Here are some of the most common items to keep track of and update when necessary on your cap table:
- Valuation - as in whenever your stock price changes, update it.
- Investors - as in whenever you take on new investors, add them to your table.
- Reserve/restricted Stock - as in if you offer stock options to employees, update the number of shares when you hire new folks
- Debt that has converted to equity
- Total outstanding shares
- Remaining authorized shares
It’s also important to ensure that there is at least one person dedicated to keeping the cap table up to date (usually this is the CEO or CFO’s job). If various groups have the ability to make updates, it can get confusing if people are on different pages.
There are some software products out there that help automate and simplify the process of building a maintaining a cap table. The most well-known most likely being Carta.
You can often get by in the early days — when you don’t have outside investors — using an Excel spreadsheet. Once you begin your first funding round, however, you should onboard your company onto a cap table management software platform.
Typically these softwares come with a much more flexible and user-friendly approach than doing things with a good ole’ fashioned excel sheet. These are designed by companies specializing in equity management and are a consolidation of best practices across all stages of business and diverse industries.
We’ve talked about how cap tables can provide a detailed ownership breakdown, how they help track the value of a startup over time, the important role they play for the fundraising process, and how they can be super helpful in the event of a financial audit.

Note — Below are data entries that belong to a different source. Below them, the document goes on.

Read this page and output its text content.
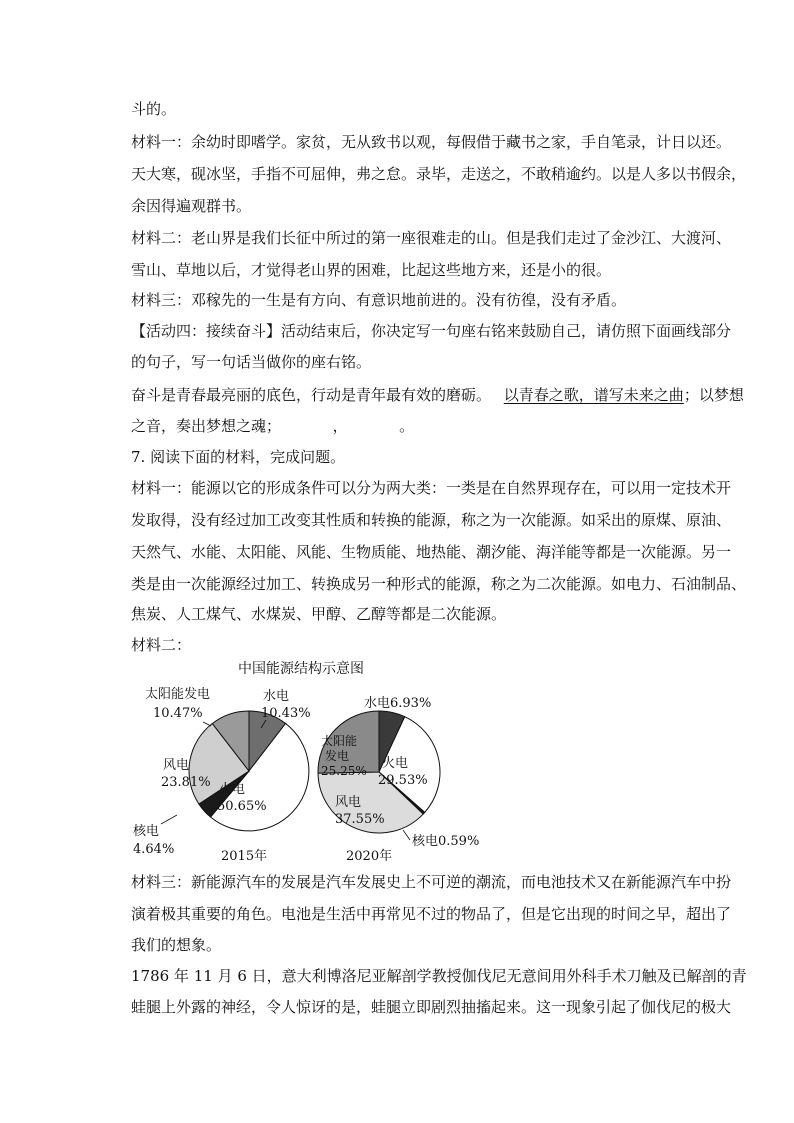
斗的。
材料一：余幼时即嗜学。家贫，无从致书以观，每假借于藏书之家，手自笔录，计日以还。
天大寒，砚冰坚，手指不可屈伸，弗之怠。录毕，走送之，不敢稍逾约。以是人多以书假余，
余因得遍观群书。
材料二：老山界是我们长征中所过的第一座很难走的山。但是我们走过了金沙江、大渡河、
雪山、草地以后，才觉得老山界的困难，比起这些地方来，还是小的很。
材料三：邓稼先的一生是有方向、有意识地前进的。没有彷徨，没有矛盾。
【活动四：接续奋斗】活动结束后，你决定写一句座右铭来鼓励自己，请仿照下面画线部分
的句子，写一句话当做你的座右铭。
奋斗是青春最亮丽的底色，行动是青年最有效的磨砺。 以青春之歌，谱写未来之曲；以梦想
之音，奏出梦想之魂；	，	。
7. 阅读下面的材料，完成问题。
材料一：能源以它的形成条件可以分为两大类：一类是在自然界现存在，可以用一定技术开
发取得，没有经过加工改变其性质和转换的能源，称之为一次能源。如采出的原煤、原油、
天然气、水能、太阳能、风能、生物质能、地热能、潮汐能、海洋能等都是一次能源。另一
类是由一次能源经过加工、转换成另一种形式的能源，称之为二次能源。如电力、石油制品、
焦炭、人工煤气、水煤炭、甲醇、乙醇等都是二次能源。
材料二：
中国能源结构示意图
太阳能发电
10.47%
水电
10.43%
风电
23.81% 火电
50.65%
核电
4.64%	2015年
水电6.93%
太阳能
发电
25.25% 火电
29.53%
风电
37.55%
核电0.59%
2020年
材料三：新能源汽车的发展是汽车发展史上不可逆的潮流，而电池技术又在新能源汽车中扮
演着极其重要的角色。电池是生活中再常见不过的物品了，但是它出现的时间之早，超出了
我们的想象。
1786 年 11 月 6 日，意大利博洛尼亚解剖学教授伽伐尼无意间用外科手术刀触及已解剖的青
蛙腿上外露的神经，令人惊讶的是，蛙腿立即剧烈抽搐起来。这一现象引起了伽伐尼的极大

When a company is just getting started, your cap table will likely only contain the founders’ ownership stakes, but as a company scales and matures, the cap table can become must more complicated. Especially if it’s not updated on a regular basis.
Founders already have so many things to do, so it’s easy for cap table management to fall through the cracks. Neglecting your cap table can have serious consequences so don’t be afraid to ask for help!